Thanks for considering it,

Janet Young


Dr. Janet Young

Malik lab http://research.fhcrc.org/malik/en.html

Division of Basic Sciences Fred Hutchinson Cancer Research Center 1100 Fairview Avenue N., A2-025, P.O. Box 19024, Seattle, WA 98109-1024, USA.

tel: (206) 667 4512 email: jayoung ...at... fredhutch.org


cmnbroad commented 5 years ago

Yes, the value checking should be better. The argument value "null" has special meaning in that the parser interprets it to mean that the initial value(s) provided by the tool should be cleared.

There is still ambiguity around the meaning of "optional" though. If ADD_PG_TAG_TO_READS didn't have an initial value, the parser would have insisted that some value besides null be provided. But the initial value causes the parser to treat it as "optional" (meaning not require to have any value), and thus allowed to be null.

This particular issue (null for booleans) is fixed in the Barclay parser, but some of the ambiguity around the meaning of "optional" still exists, and should be addressed there. See https://github.com/broadinstitute/barclay/issues/23, https://github.com/broadinstitute/barclay/issues/115 and https://github.com/broadinstitute/barclay/issues/48.

jayoung commented 5 years ago

Thanks for looking into this - appreciate it.
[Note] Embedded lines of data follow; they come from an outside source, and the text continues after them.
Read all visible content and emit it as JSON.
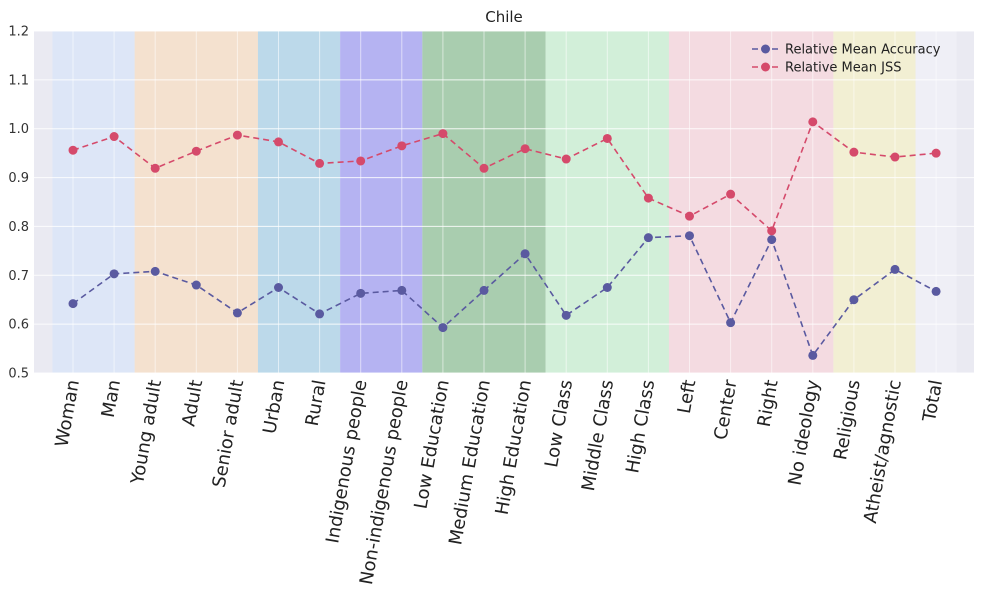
{
  "chart_data": {
    "type": "line",
    "title": "Chile",
    "xlabel": "",
    "ylabel": "",
    "ylim": [
      0.5,
      1.2
    ],
    "yticks": [
      "0.5",
      "0.6",
      "0.7",
      "0.8",
      "0.9",
      "1.0",
      "1.1",
      "1.2"
    ],
    "grid": true,
    "legend_position": "top-right",
    "categories": [
      "Woman",
      "Man",
      "Young adult",
      "Adult",
      "Senior adult",
      "Urban",
      "Rural",
      "Indigenous people",
      "Non-indigenous people",
      "Low Education",
      "Medium Education",
      "High Education",
      "Low Class",
      "Middle Class",
      "High Class",
      "Left",
      "Center",
      "Right",
      "No ideology",
      "Religious",
      "Atheist/agnostic",
      "Total"
    ],
    "series": [
      {
        "name": "Relative Mean Accuracy",
        "color": "#5a5aa0",
        "values": [
          0.642,
          0.703,
          0.708,
          0.68,
          0.623,
          0.675,
          0.621,
          0.663,
          0.669,
          0.593,
          0.669,
          0.744,
          0.618,
          0.675,
          0.777,
          0.781,
          0.603,
          0.773,
          0.536,
          0.65,
          0.712,
          0.667
        ]
      },
      {
        "name": "Relative Mean JSS",
        "color": "#d54a6b",
        "values": [
          0.956,
          0.984,
          0.919,
          0.954,
          0.987,
          0.973,
          0.929,
          0.934,
          0.965,
          0.99,
          0.919,
          0.959,
          0.938,
          0.98,
          0.858,
          0.821,
          0.866,
          0.791,
          1.014,
          0.952,
          0.942,
          0.95
        ]
      }
    ],
    "bands": [
      {
        "group": "gender",
        "start": 0,
        "end": 1,
        "color": "#dde6f7"
      },
      {
        "group": "age",
        "start": 2,
        "end": 4,
        "color": "#f4e1cf"
      },
      {
        "group": "residence",
        "start": 5,
        "end": 6,
        "color": "#bcd9ea"
      },
      {
        "group": "ethnicity",
        "start": 7,
        "end": 8,
        "color": "#b5b3f2"
      },
      {
        "group": "education",
        "start": 9,
        "end": 11,
        "color": "#a9cdaf"
      },
      {
        "group": "class",
        "start": 12,
        "end": 14,
        "color": "#d2efd9"
      },
      {
        "group": "ideology",
        "start": 15,
        "end": 18,
        "color": "#f4dbe1"
      },
      {
        "group": "religion",
        "start": 19,
        "end": 20,
        "color": "#f2efd3"
      },
      {
        "group": "total",
        "start": 21,
        "end": 21,
        "color": "#efeff6"
      }
    ]
  }
}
Maybe it's time I add "-Dpicard.useLegacyParser=false" and switch to new syntax.

Janet

lbergelson commented 5 years ago

@cmnbroad Why is PGTagArgumentCollection.ADD_PG_TAG_TO_READS a Boolean instead of a boolean. Changing it to the primitive would probably prevent this problem.

cmnbroad commented 5 years ago

No idea why it was made a Boolean in the first place, but yes, changing it would cause it to be rejected in the legacy parser as well.